Amplifying the regime: identifying coordinated activity of pro-government Telegram channels in Russia and Belarus

Summary

This paper examines how pro-government Telegram channels in Russia and Belarus coordinate to amplify regime-aligned narratives. Treating Telegram as a critical but understudied venue for political communication in post-Soviet authoritarian contexts, Kuznetsova uses network analysis of message-forwarding patterns to show that these channels do not operate independently but cluster into identifiable coordination structures.

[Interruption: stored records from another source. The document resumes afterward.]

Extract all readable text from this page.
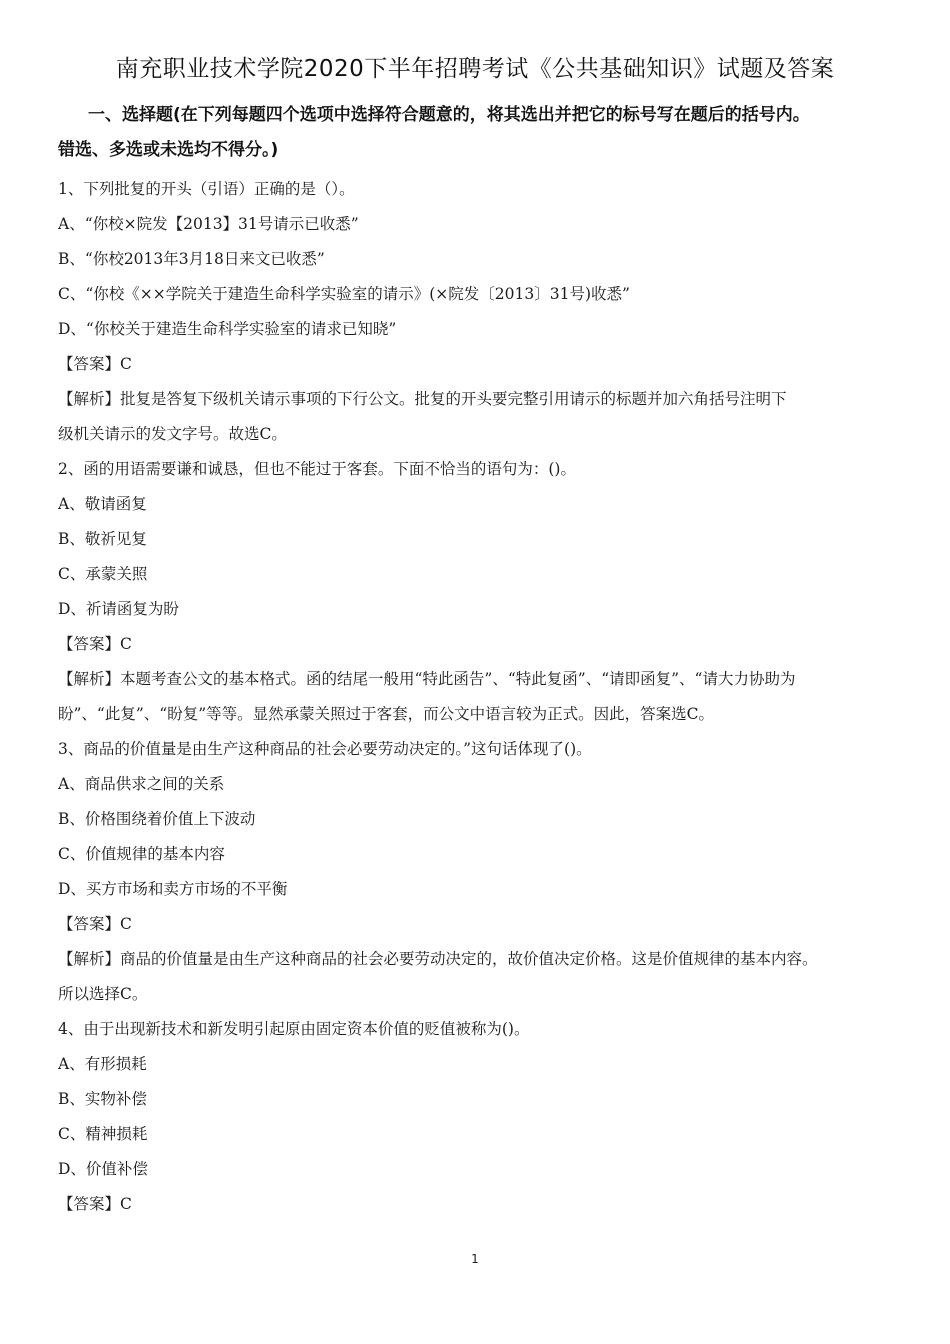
南充职业技术学院2020下半年招聘考试《公共基础知识》试题及答案
一、选择题(在下列每题四个选项中选择符合题意的，将其选出并把它的标号写在题后的括号内。
错选、多选或未选均不得分。)
1、下列批复的开头（引语）正确的是（）。
A、“你校×院发【2013】31号请示已收悉”
B、“你校2013年3月18日来文已收悉”
C、“你校《××学院关于建造生命科学实验室的请示》(×院发〔2013〕31号)收悉”
D、“你校关于建造生命科学实验室的请求已知晓”
【答案】C
【解析】批复是答复下级机关请示事项的下行公文。批复的开头要完整引用请示的标题并加六角括号注明下
级机关请示的发文字号。故选C。
2、函的用语需要谦和诚恳，但也不能过于客套。下面不恰当的语句为：()。
A、敬请函复
B、敬祈见复
C、承蒙关照
D、祈请函复为盼
【答案】C
【解析】本题考查公文的基本格式。函的结尾一般用“特此函告”、“特此复函”、“请即函复”、“请大力协助为
盼”、“此复”、“盼复”等等。显然承蒙关照过于客套，而公文中语言较为正式。因此，答案选C。
3、商品的价值量是由生产这种商品的社会必要劳动决定的。”这句话体现了()。
A、商品供求之间的关系
B、价格围绕着价值上下波动
C、价值规律的基本内容
D、买方市场和卖方市场的不平衡
【答案】C
【解析】商品的价值量是由生产这种商品的社会必要劳动决定的，故价值决定价格。这是价值规律的基本内容。
所以选择C。
4、由于出现新技术和新发明引起原由固定资本价值的贬值被称为()。
A、有形损耗
B、实物补偿
C、精神损耗
D、价值补偿
【答案】C
1
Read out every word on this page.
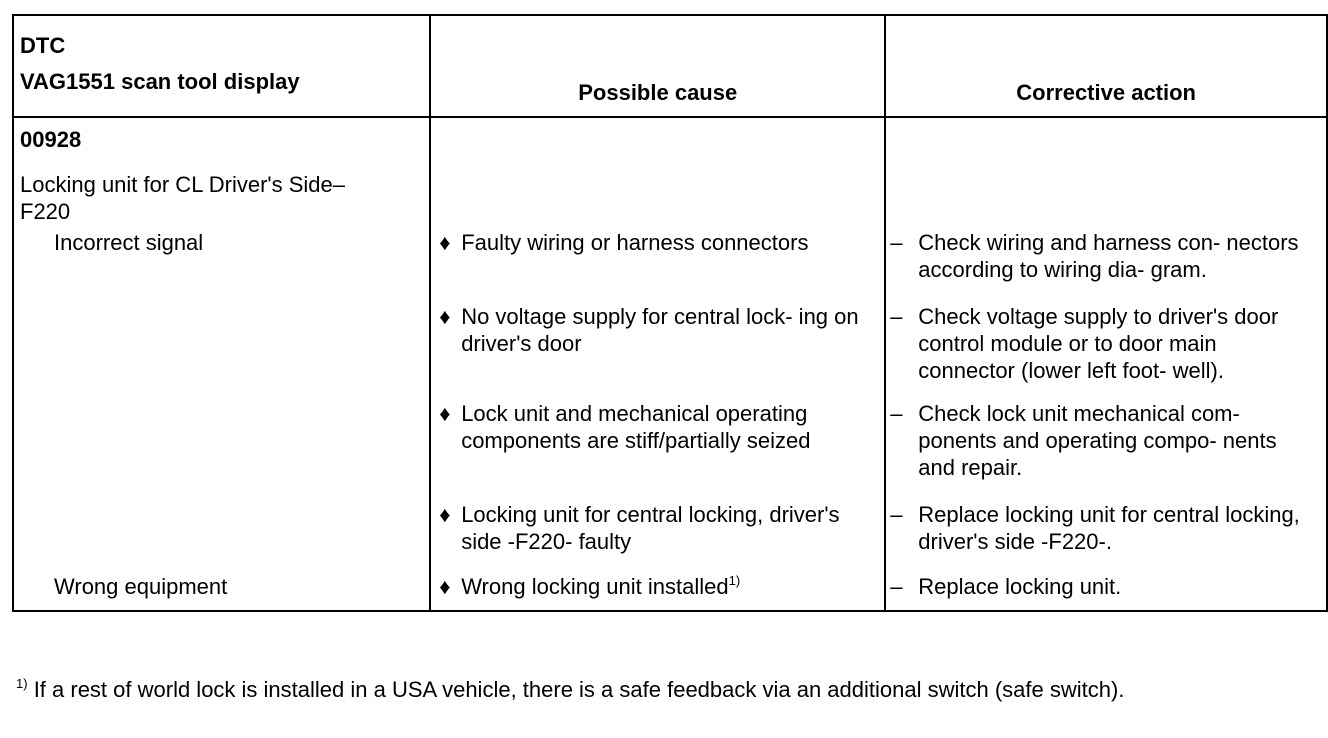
DTC
VAG1551 scan tool display	Possible cause	Corrective action

00928
Locking unit for CL Driver's Side–F220		

Incorrect signal	♦ Faulty wiring or harness connectors	– Check wiring and harness con- nectors according to wiring dia- gram.

	♦ No voltage supply for central lock- ing on driver's door	– Check voltage supply to driver's door control module or to door main connector (lower left foot- well).

	♦ Lock unit and mechanical operating components are stiff/partially seized	– Check lock unit mechanical com- ponents and operating compo- nents and repair.

	♦ Locking unit for central locking, driver's side -F220- faulty	– Replace locking unit for central locking, driver's side -F220-.

Wrong equipment	♦ Wrong locking unit installed$^{1)}$	– Replace locking unit.
$^{1)}$ If a rest of world lock is installed in a USA vehicle, there is a safe feedback via an additional switch (safe switch).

The argument is that Telegram’s forwarding affordance is actively leveraged by regime-aligned actors as infrastructure for narrative amplification, making coordinated behavior a constitutive feature of authoritarian information ecosystems on the platform.

Key Contributions

  • Empirical evidence of coordinated pro-government activity on Telegram, a platform underrepresented in coordination research relative to Western mainstream social media.
  • Extension of the coordinated (inauthentic) behavior research agenda into authoritarian information environments.
  • Comparative angle that brings Russian and Belarusian regime-aligned ecosystems into a single analytic frame.

Methods

  • Collection of messages from pro-government Telegram channels in Russia and Belarus.
  • Network-analytic identification of coordination via shared message-forwarding patterns, surfacing clusters of channels that systematically amplify one another.

Findings

  • Pro-government channels form distinct clusters whose forwarding behavior is consistent with coordination rather than organic overlap.
  • These clusters function as amplification structures for regime-aligned narratives.
  • Similar coordination logics are observable across both Russian and Belarusian channel ecosystems, suggesting a shared playbook within the broader authoritarian information space.

Connections

This work sits alongside other recent efforts to detect coordination through content-sharing and amplification signals — methodologically resonant with Graham2026-fb, Graham2025-gp, and Minici2024-tf — and contributes a state-aligned, authoritarian case to a literature that has often centered Western or commercial influence operations such as those analyzed in Luceri2025-tr and Gerard2025-br. Its focus on Telegram as a coordination venue complements platform-diversifying work like Kansaon2025-id and the regime/state-actor analyses in Di-Marco2025-aa and FitzGerald2025-nv.